Wrong. It's much more complex....
Here's some quick facts about salt that might help you unravel this:
- Salt provides an essential mineral for the body, it's a source of sodium along with other trace minerals that may be present depending on how the salt is mined and processed.
- As an essential mineral, sodium is vital for maintaining fluid balance, supporting muscle function, assisting with blood volume, nerve conduction, blood sugar balance and overall homeostasis. (It's really really important)
- It is estimated that 70-90% of dietary salt in western style diets comes from processed foods that are unnaturally higher than real foods in sodium. This is why eating a natural whole food diet is a natural way to decrease salt intake, or become salt deficient.
- Past research on salt did not differentiate the relationship between sodium and other factors like glucose status. Dr James Dinicolantino - author of The Salt Fix - has written about research indicating that when we restrict our salt intake too much, the body produces more insulin to retain the salt we do have. This biochemical feedback leads to more blood glucose, less blood flow to the organs, a loss of magnesium and calcium through sweat, and many other adverse health outcomes. Yikes!
With all of this in mind, if you're following a traditionally 'healthy diet' it's possible that you might not be getting enough salt. Perhaps those of us not eating a highly processed diet in fact need to add salt to our meals? Hmmmm.
Here are some signs it might be time to increase your salt intake:
- Exercise - sodium is an electrolyte and along with magnesium and calcium we lose it through sweat. If you're active and on the move, you may have a higher need.
- Thirst - if you are feeling thirsty often it might mean you are not hydrating well, even if you're drinking water. Read more about hydration and electrolytes in this past blog.
- Craving salt - the body tends to know what it needs, if you're getting salt cravings this is a clue that you might not want to ignore. Go on....shake it til you make it!
- Low blood pressure - increasing salt along with fluid is often a good way to help symptoms associated with low blood pressure such as fatigue and light headedness.
- Poor sleep - while it is unclear if lack of sleep causes dehydration or dehydration causes lack of sleep, there is definately a relationship between these factors afffecting the circadium rhythm and also melatonin production.
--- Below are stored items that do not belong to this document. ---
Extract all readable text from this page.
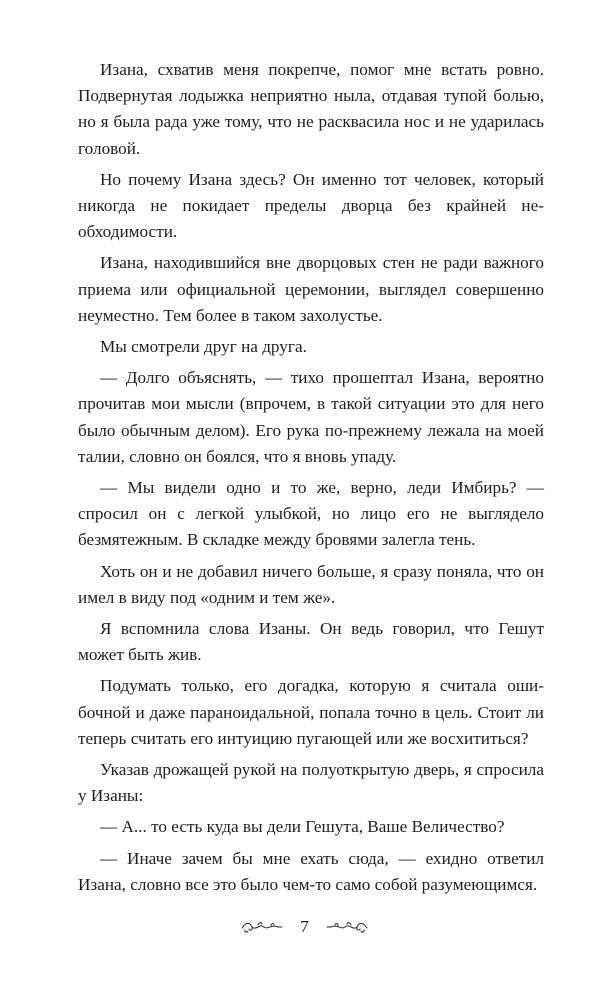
Изана, схватив меня покрепче, помог мне встать ровно. Подвернутая лодыжка неприятно ныла, отдавая тупой болью, но я была рада уже тому, что не расквасила нос и не ударилась головой.

Но почему Изана здесь? Он именно тот человек, который никогда не покидает пределы дворца без крайней необходимости.

Изана, находившийся вне дворцовых стен не ради важного приема или официальной церемонии, выглядел совершенно неуместно. Тем более в таком захолустье.

Мы смотрели друг на друга.

— Долго объяснять, — тихо прошептал Изана, вероятно прочитав мои мысли (впрочем, в такой ситуации это для него было обычным делом). Его рука по-прежнему лежала на моей талии, словно он боялся, что я вновь упаду.

— Мы видели одно и то же, верно, леди Имбирь? — спросил он с легкой улыбкой, но лицо его не выглядело безмятежным. В складке между бровями залегла тень.

Хоть он и не добавил ничего больше, я сразу поняла, что он имел в виду под «одним и тем же».

Я вспомнила слова Изаны. Он ведь говорил, что Гешут может быть жив.

Подумать только, его догадка, которую я считала ошибочной и даже параноидальной, попала точно в цель. Стоит ли теперь считать его интуицию пугающей или же восхититься?

Указав дрожащей рукой на полуоткрытую дверь, я спросила у Изаны:

— А... то есть куда вы дели Гешута, Ваше Величество?

— Иначе зачем бы мне ехать сюда, — ехидно ответил Изана, словно все это было чем-то само собой разумеющимся.

7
A good way to check if this is impacting you is to hydrate during the day (please don't wait til bedtime!) and see if this easy change makes a difference to your nighttime rest.
How do you know if you really do need more salt?
Listen to your body.
Crazy as it may sound - not eating enough salt can be harmful to the body. Deficiency can trigger an increase in glucose, a reduction of blood flow to organs, and the subsequent loss of magnesium and calcium.
Your body will give you signs when you’re not consuming enough salt so pay attention to thirst, salt cravings, decreased urination, dry skin and mouth, cold extremities, loss of skin elasticity and of course your energy levels.
With so many good natural salts to choose from - whether fine salt, coarse salt, salt flakes, sea salt, lake salt, himalayan salt or celtic salt - we are welcoming with open arms all that salty flavour so essential to life. While getting the right amount of salt might require a personal approach to get right, our tastebuds are sure happy we're bringing it back to the table.
Did you know we made a video about salt a few years back? Have a watch
Note: Please be sensible and check with your individual health practitioner before adding more salt or making other dietary changes. This is not medical advice.